23 JANUARY 1948, Page 15

THE DOCTOR'S FREEDOM

Snt,—There was a time when The Spectator held aloft the torch of freedom, and freedom is the real issue between the doctors and the State. Changes are necessary, and advance is necessary, but not advance with the times when the times are out of joint. Here is a profession with great traditions of service which is now threatened with loss of liberty without corresponding benefits to patient or doctor, and with complete ultimate dependence on a Minister who is the servant of an idea which puts the State before the individual. Medicine, which has been hitched to an ideal, must now be hitched to an ideology ; party politics, which have destroyed individualism in local government, must now do the same for medicine.

Public attention is centred on the sale of practices, remuneration, the right of appeal, partnership agreements, direction and distribution ; these are details which could be adjusted but which pale into insignificance alongside the spectre of State medicine under a party boss. " Divide and rule " is no prerogative of the patricians ; and we are in the midst of an attempt to get support from the medical profession by appealing to the financial interests of the large number of general practitioners who earn less than £1,000 a year and by placating the influential body of consultants and hospital staffs. The best doctor is not always the one with the most names on his panel nor the one who can dispose of the greatest number of cases in sixty minutes, and yet the Act puts a premium on this kind of threepenny doctoring. Capitation fee and basic

salary are both wrong, and the only way to run a medical service which respects the needs of the patient and the traditions of our profession is to divorce its management from politics and to put it in the hands of an independent corporation. We are told that "democracy has spoken" and that the Act must be implemented, but democracy nowadays means nothing without geographical qualifications, and the Act contains " no compulsion whatever " to join the service ; even if it did, there might still be found in this country some few who dared to defy it. Ten generations ago our ancestors thought nothing of disregarding the law when freedom was at stake, and their witness has given us a heritage both of privilege and duty.

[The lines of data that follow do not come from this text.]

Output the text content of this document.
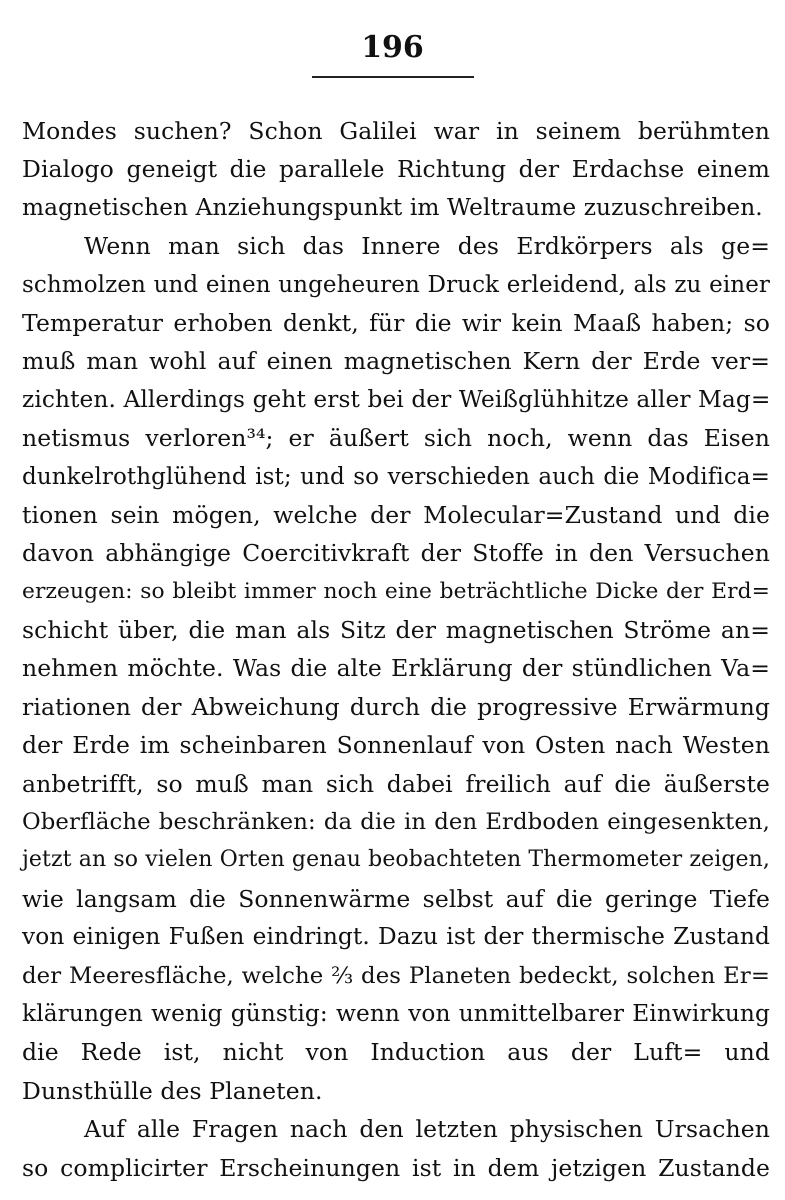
196
Mondes suchen? Schon Galilei war in seinem berühmten
Dialogo geneigt die parallele Richtung der Erdachse einem
magnetischen Anziehungspunkt im Weltraume zuzuschreiben.
Wenn man sich das Innere des Erdkörpers als ge=
schmolzen und einen ungeheuren Druck erleidend, als zu einer
Temperatur erhoben denkt, für die wir kein Maaß haben; so
muß man wohl auf einen magnetischen Kern der Erde ver=
zichten. Allerdings geht erst bei der Weißglühhitze aller Mag=
netismus verloren³⁴; er äußert sich noch, wenn das Eisen
dunkelrothglühend ist; und so verschieden auch die Modifica=
tionen sein mögen, welche der Molecular=Zustand und die
davon abhängige Coercitivkraft der Stoffe in den Versuchen
erzeugen: so bleibt immer noch eine beträchtliche Dicke der Erd=
schicht über, die man als Sitz der magnetischen Ströme an=
nehmen möchte. Was die alte Erklärung der stündlichen Va=
riationen der Abweichung durch die progressive Erwärmung
der Erde im scheinbaren Sonnenlauf von Osten nach Westen
anbetrifft, so muß man sich dabei freilich auf die äußerste
Oberfläche beschränken: da die in den Erdboden eingesenkten,
jetzt an so vielen Orten genau beobachteten Thermometer zeigen,
wie langsam die Sonnenwärme selbst auf die geringe Tiefe
von einigen Fußen eindringt. Dazu ist der thermische Zustand
der Meeresfläche, welche ⅔ des Planeten bedeckt, solchen Er=
klärungen wenig günstig: wenn von unmittelbarer Einwirkung
die Rede ist, nicht von Induction aus der Luft= und
Dunsthülle des Planeten.
Auf alle Fragen nach den letzten physischen Ursachen
so complicirter Erscheinungen ist in dem jetzigen Zustande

In reality the whole issue is religious rather than political ; Christianity respects the individual, totalitarianism the State ; and successive Govern- ments of this country have tended to move not so much to Right.and Left as towards totalitarianism. All around us we see the bulwarks of freedom crumbling and nobody bothering to build them up again, because they interfere with our long-term planning for economic survival. There is, however, quite a chance that the doctors may take the right decision for the wrong reasons, and, even so, deliverance may yet come by the few.